Mr. Jawkins bowed and bustled from the room, and Mr. Windsor soon heard his sharp voice ordering the army of workmen in the adjacent rooms with the precision and authority of a field-marshal.
The situation amused and at the same time disconcerted the humorous American, as he settled back in a chair before the great wood fire which crackled in the chimney. Though the chair was soft and yielding he did not look comfortable, for men with long, bony, angular figures never seem to look at their ease.
Abraham Windsor's name twenty years before the date of this story would not have added to the marketable value of the most modest promissory note in the money markets of Chicago, to which city he had come fresh from his father's farm in upper Illinois; but at this time it was a tower of strength in financial quarters, and men counted his wealth by tens of millions.

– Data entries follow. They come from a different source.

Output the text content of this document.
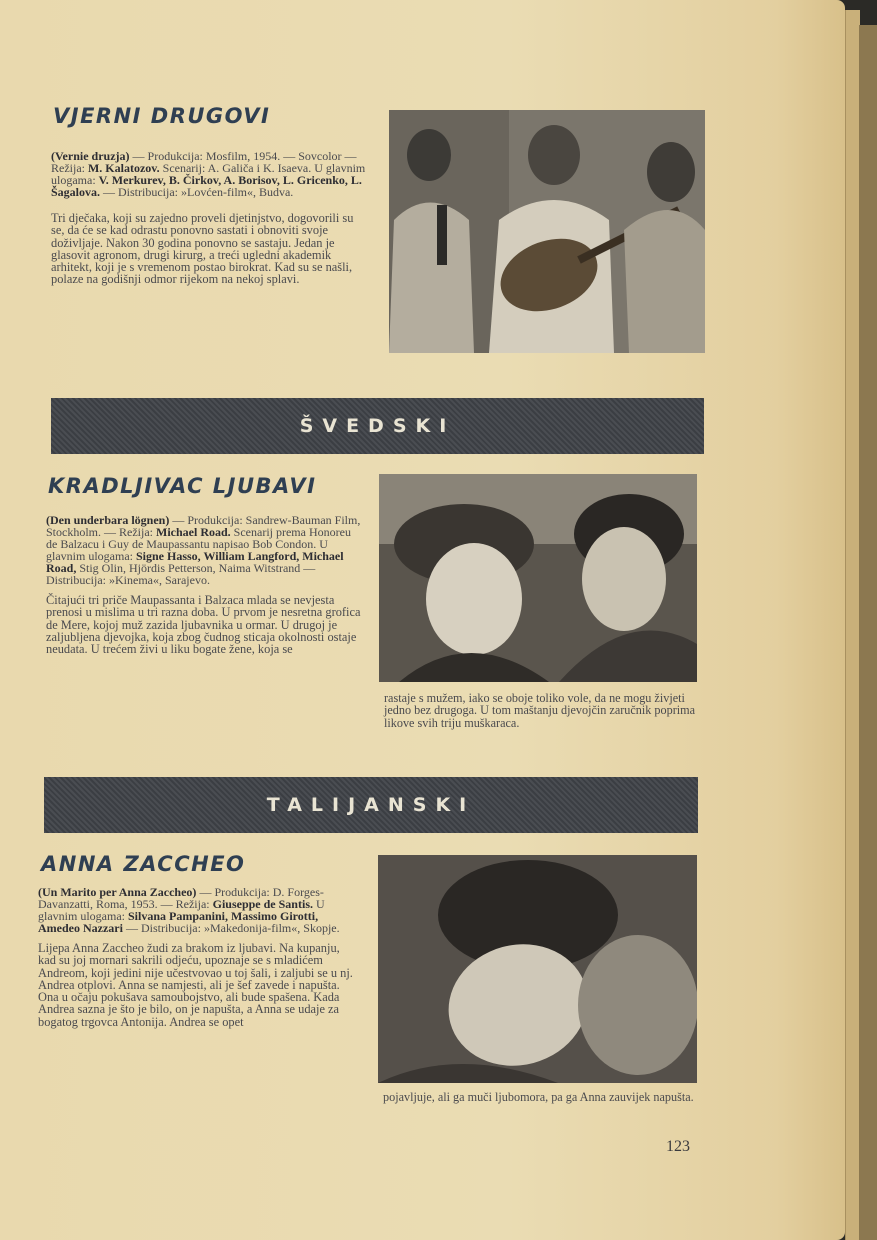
VJERNI DRUGOVI
(Vernie druzja) — Produkcija: Mosfilm, 1954. — Sovcolor — Režija: M. Kalatozov. Scenarij: A. Galiča i K. Isaeva. U glavnim ulogama: V. Merkurev, B. Čirkov, A. Borisov, L. Gricenko, L. Šagalova. — Distribucija: »Lovćen-film«, Budva.

Tri dječaka, koji su zajedno proveli djetinjstvo, dogovorili su se, da će se kad odrastu ponovno sastati i obnoviti svoje doživljaje. Nakon 30 godina ponovno se sastaju. Jedan je glasovit agronom, drugi kirurg, a treći ugledni akademik arhitekt, koji je s vremenom postao birokrat. Kad su se našli, polaze na godišnji odmor rijekom na nekoj splavi.

ŠVEDSKI
KRADLJIVAC LJUBAVI
(Den underbara lögnen) — Produkcija: Sandrew-Bauman Film, Stockholm. — Režija: Michael Road. Scenarij prema Honoreu de Balzacu i Guy de Maupassantu napisao Bob Condon. U glavnim ulogama: Signe Hasso, William Langford, Michael Road, Stig Olin, Hjördis Petterson, Naima Witstrand — Distribucija: »Kinema«, Sarajevo.

Čitajući tri priče Maupassanta i Balzaca mlada se nevjesta prenosi u mislima u tri razna doba. U prvom je nesretna grofica de Mere, kojoj muž zazida ljubavnika u ormar. U drugoj je zaljubljena djevojka, koja zbog čudnog sticaja okolnosti ostaje neudata. U trećem živi u liku bogate žene, koja se

rastaje s mužem, iako se oboje toliko vole, da ne mogu živjeti jedno bez drugoga. U tom maštanju djevojčin zaručnik poprima likove svih triju muškaraca.
TALIJANSKI
ANNA ZACCHEO
(Un Marito per Anna Zaccheo) — Produkcija: D. Forges-Davanzatti, Roma, 1953. — Režija: Giuseppe de Santis. U glavnim ulogama: Silvana Pampanini, Massimo Girotti, Amedeo Nazzari — Distribucija: »Makedonija-film«, Skopje.

Lijepa Anna Zaccheo žudi za brakom iz ljubavi. Na kupanju, kad su joj mornari sakrili odjeću, upoznaje se s mladićem Andreom, koji jedini nije učestvovao u toj šali, i zaljubi se u nj. Andrea otplovi. Anna se namjesti, ali je šef zavede i napušta. Ona u očaju pokušava samoubojstvo, ali bude spašena. Kada Andrea sazna je što je bilo, on je napušta, a Anna se udaje za bogatog trgovca Antonija. Andrea se opet

pojavljuje, ali ga muči ljubomora, pa ga Anna zauvijek napušta.
123
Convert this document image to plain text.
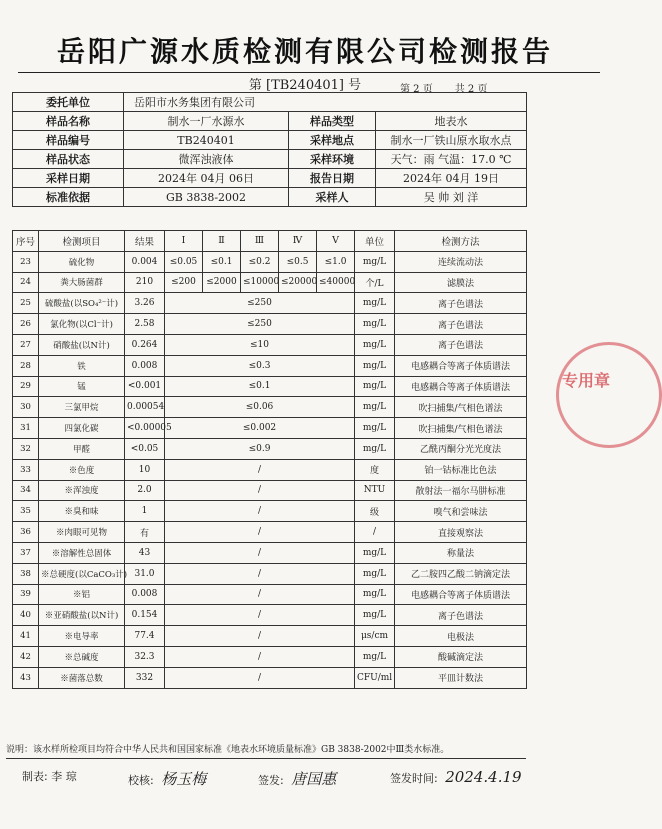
岳阳广源水质检测有限公司检测报告
第 [TB240401] 号	第 2 页 共 2 页
委托单位	岳阳市水务集团有限公司		
样品名称	制水一厂水源水	样品类型	地表水
样品编号	TB240401	采样地点	制水一厂铁山原水取水点
样品状态	微浑浊液体	采样环境	天气：雨 气温：17.0 ℃
采样日期	2024年 04月 06日	报告日期	2024年 04月 19日
标准依据	GB 3838-2002	采样人	吴 帅 刘 洋
序号	检测项目	结果	Ⅰ	Ⅱ	Ⅲ	Ⅳ	Ⅴ	单位	检测方法
23	硫化物	0.004	≤0.05	≤0.1	≤0.2	≤0.5	≤1.0	mg/L	连续流动法
24	粪大肠菌群	210	≤200	≤2000	≤10000	≤20000	≤40000	个/L	滤膜法
25	硫酸盐(以SO₄²⁻计)	3.26	≤250					mg/L	离子色谱法
26	氯化物(以Cl⁻计)	2.58	≤250					mg/L	离子色谱法
27	硝酸盐(以N计)	0.264	≤10					mg/L	离子色谱法
28	铁	0.008	≤0.3					mg/L	电感耦合等离子体质谱法
29	锰	<0.001	≤0.1					mg/L	电感耦合等离子体质谱法
30	三氯甲烷	0.00054	≤0.06					mg/L	吹扫捕集/气相色谱法
31	四氯化碳	<0.00005	≤0.002					mg/L	吹扫捕集/气相色谱法
32	甲醛	<0.05	≤0.9					mg/L	乙酰丙酮分光光度法
33	※色度	10	/					度	铂一钴标准比色法
34	※浑浊度	2.0	/					NTU	散射法一福尔马肼标准
35	※臭和味	1	/					级	嗅气和尝味法
36	※肉眼可见物	有	/					/	直接观察法
37	※溶解性总固体	43	/					mg/L	称量法
38	※总硬度(以CaCO₃计)	31.0	/					mg/L	乙二胺四乙酸二钠滴定法
39	※铝	0.008	/					mg/L	电感耦合等离子体质谱法
40	※亚硝酸盐(以N计)	0.154	/					mg/L	离子色谱法
41	※电导率	77.4	/					μs/cm	电极法
42	※总碱度	32.3	/					mg/L	酸碱滴定法
43	※菌落总数	332	/					CFU/ml	平皿计数法
说明：该水样所检项目均符合中华人民共和国国家标准《地表水环境质量标准》GB 3838-2002中Ⅲ类水标准。
制表: 李 琼	校核: 杨玉梅	签发: 唐国惠	签发时间: 2024.4.19
专用章
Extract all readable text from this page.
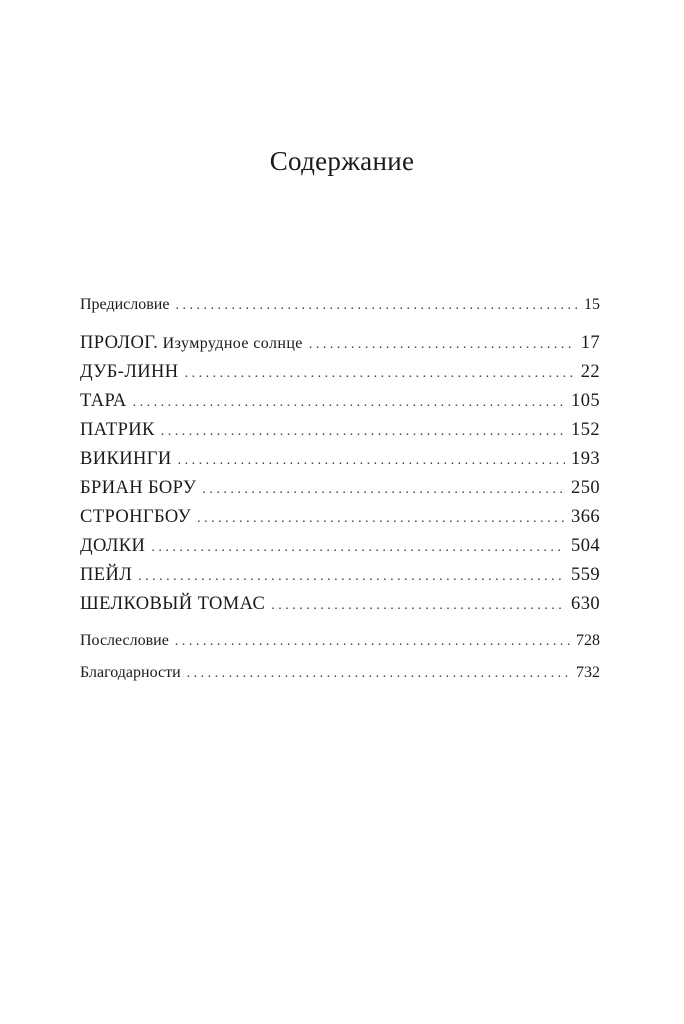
Содержание
Предисловие . . .	15
ПРОЛОГ. Изумрудное солнце . . .	17
ДУБ-ЛИНН . . .	22
ТАРА . . .	105
ПАТРИК . . .	152
ВИКИНГИ . . .	193
БРИАН БОРУ . . .	250
СТРОНГБОУ . . .	366
ДОЛКИ . . .	504
ПЕЙЛ . . .	559
ШЕЛКОВЫЙ ТОМАС . . .	630
Послесловие . . .	728
Благодарности . . .	732
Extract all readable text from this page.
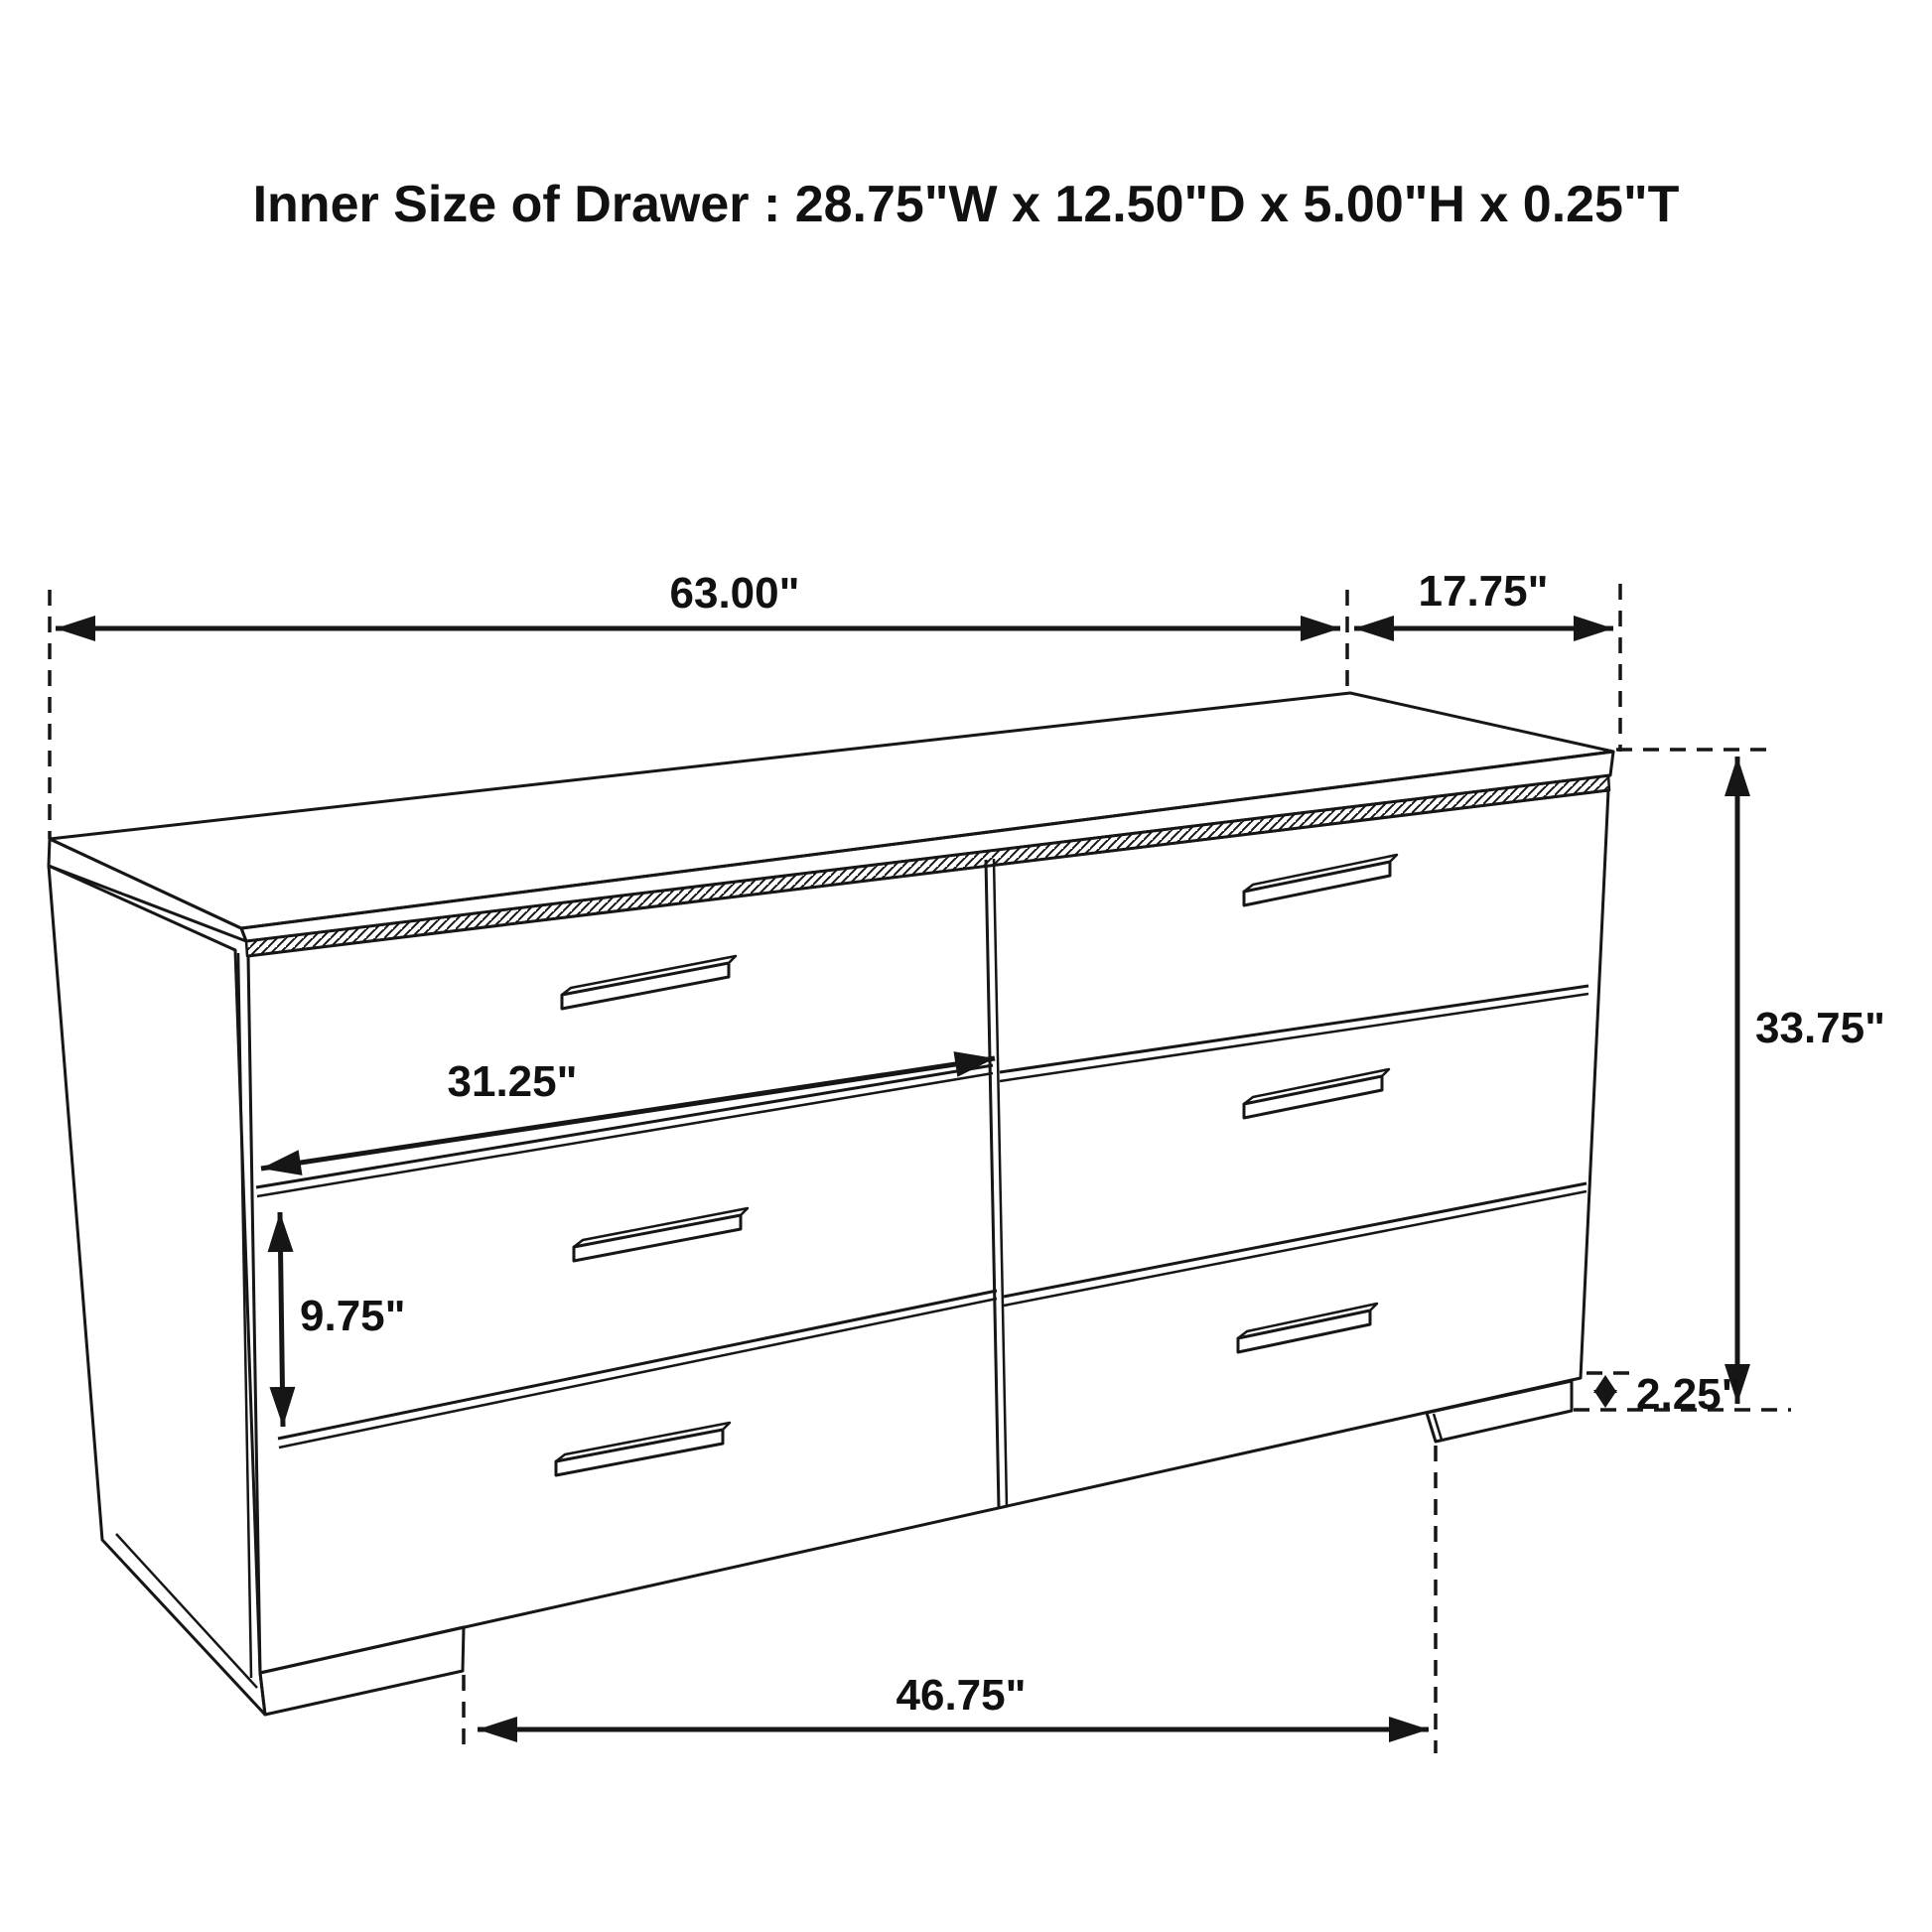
Inner Size of Drawer : 28.75"W x 12.50"D x 5.00"H x 0.25"T
63.00"	17.75"
33.75"
31.25"
9.75"
2.25"
46.75"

He was the Jupiter of the financial world, and men said that when his iron-gray locks fell over each other, as he nodded, Wall Street trembled and Lombard Street crashed; so that it seemed only from forbearance that he did not sweep all the chips upon the great gaming-table of the world into his deep pockets. His sudden trip to Europe had caused much discussion. Some knowing ones whispered that he had bought a controlling interest in the Bank of England from the assignees in bankruptcy of the Brothkinders, with the object of making a panic in trade by a sudden raise of the rate of discount to six per cent; others, that he had come over to unload upon the British public his shares in the Hudson Bay and Cape Horn Railroad Company.
He was amused by the wild rumors, for he had, in truth, come to England with no deep-laid scheme or motive, but simply because his daughter had ordered his doing so; for while Abraham Windsor ruled the shares market and the world of speculation, a certain young woman ruled him, and the hard-headed man of affairs, who could outwit an Israelite banker, was as wax under her dainty fingers. At the close of the last season at Newport, Miss Margaret had ordered her father, as she poured out his coffee at breakfast, to engage a country house in England for the winter. Mr. Windsor looked up from the New York Herald, which likened him to his Satanic Majesty in one column and described his new steam yacht in another, and he said, "Aye, aye, miss," to her order.
And straightway after breakfast he went to the Casino Club and telephoned to Jarley Jawkins for his list of estates to rent in England, for he knew full well that whether Wall Street or the heavens crashed Miss Maggie's orders were to be obeyed. She selected Ripon House from Jawkins's list, and her father hired it, although he had a leaning toward Windsor Castle, which the Republic wished to lease for a term of years, or to sell upon easy terms.